İşte şath, bu tarihlerden sonra bilhassa ehlullah arasında “eğlence, şaka, hezliyat” karşılığında değil, cem‘ idrâkinde söylenen sözler için kullanılmıştır.
Ehlullah cem‘ idrâkini cezbeyle yaşadıkları halde, bu makâmda yaşanan tecrübelerin söze dökülmesini pek hoş karşılamamışlardır.
Zira cezbeyle konuşan kişi, sinirle ağzına geleni söyleyen kızgın birinden farksızdır.
Öfkeyle konuşulanlar insanın kendisine ve etrafına ne kadar zarar verirse, ilâhî cezbeyle ifşâ edilen tevhîd sırları da o kişiye yahut sıradan halka o kadar zarar verir.
Bunun en önemli sebebi sâlikin kabının (gönlünün) dar olmasıdır.
Gönül darlığı taşkınlığa sebep olur.
Öyleyse sûfînin makbûlü, bu makâmdan geçerken “kanını içine akıtan” cezbesini yutandır.
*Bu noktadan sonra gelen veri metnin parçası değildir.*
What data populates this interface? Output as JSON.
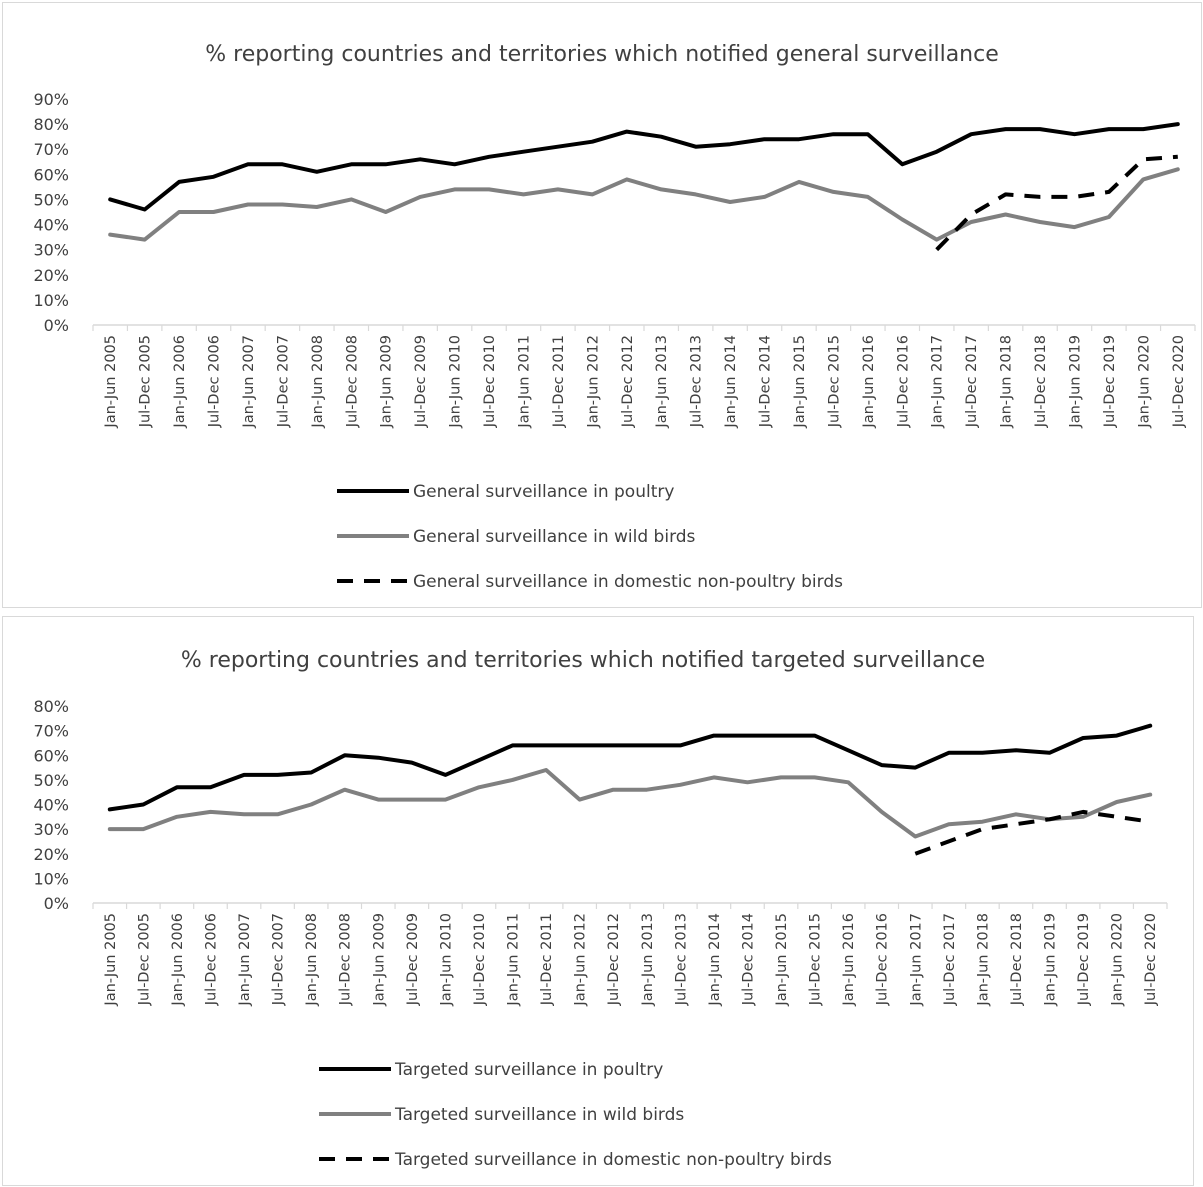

Öyleyse sahrâ-yı cünûndan geçerken kılavuzun sağlam olmalıdır ki, aşk illerinden kolay geçesin!
Yoksa taşkın nehirler gibi önüne ne gelirse denize sürükler gider.
Ne ki farktan cem‘e giderken aşk sahrasına uğramamak da mümkün değildir.
İşte ehlullahın Hak âşıklarını tenhaya çekmesinin sebebi budur.
İbrahim Edhem’in “Sahrâlarda ahû ile” Mevlâsını çağırması, bir kâmil mürşid emridir.
O ve benzeri Hak âşıkları şehir içine salıverilselerdi cümle uyuyanlar uyanırdı.
Yûnus’un şu nutku, bu hâlleri yaşadığı zamanların mahsûlüdür:
Ne kim senin cevrin ile geçirmişem ben günümü
Aşkın odu çıkarısar arşa değin tütünümü
Aşkın odu düşdü bana ben yanaram ne gam sana
Yanıp içim kül olmuşam gözetme taşra donumu
Yanıp oda dersen girem yatlığa baş indirmeyem
Senden yüzüm döndürmeyem çün sana tutdum yüzümü
Gündüz hâlim gören kişi kâfir ise göynür özü
Kim ne bilir ben bilirem kim niçe geçer dünümü
Kasdım budur şehre girem feryâd u figân koparam
Yine dönüben korkaram işide düşmân ünümü
Eydür Yûnus kim hakîkat ben Mecnûn oldum âkıbet
N’ola desen Mecnûn-sıfat hoş tutunuz Mecnûn’umu
Yûnus şehre gidip feryâd u figân koparacağı sırada farka gelip “düşman ünümü işitir” diye sırr-ı Hakk’ı yutmuştur.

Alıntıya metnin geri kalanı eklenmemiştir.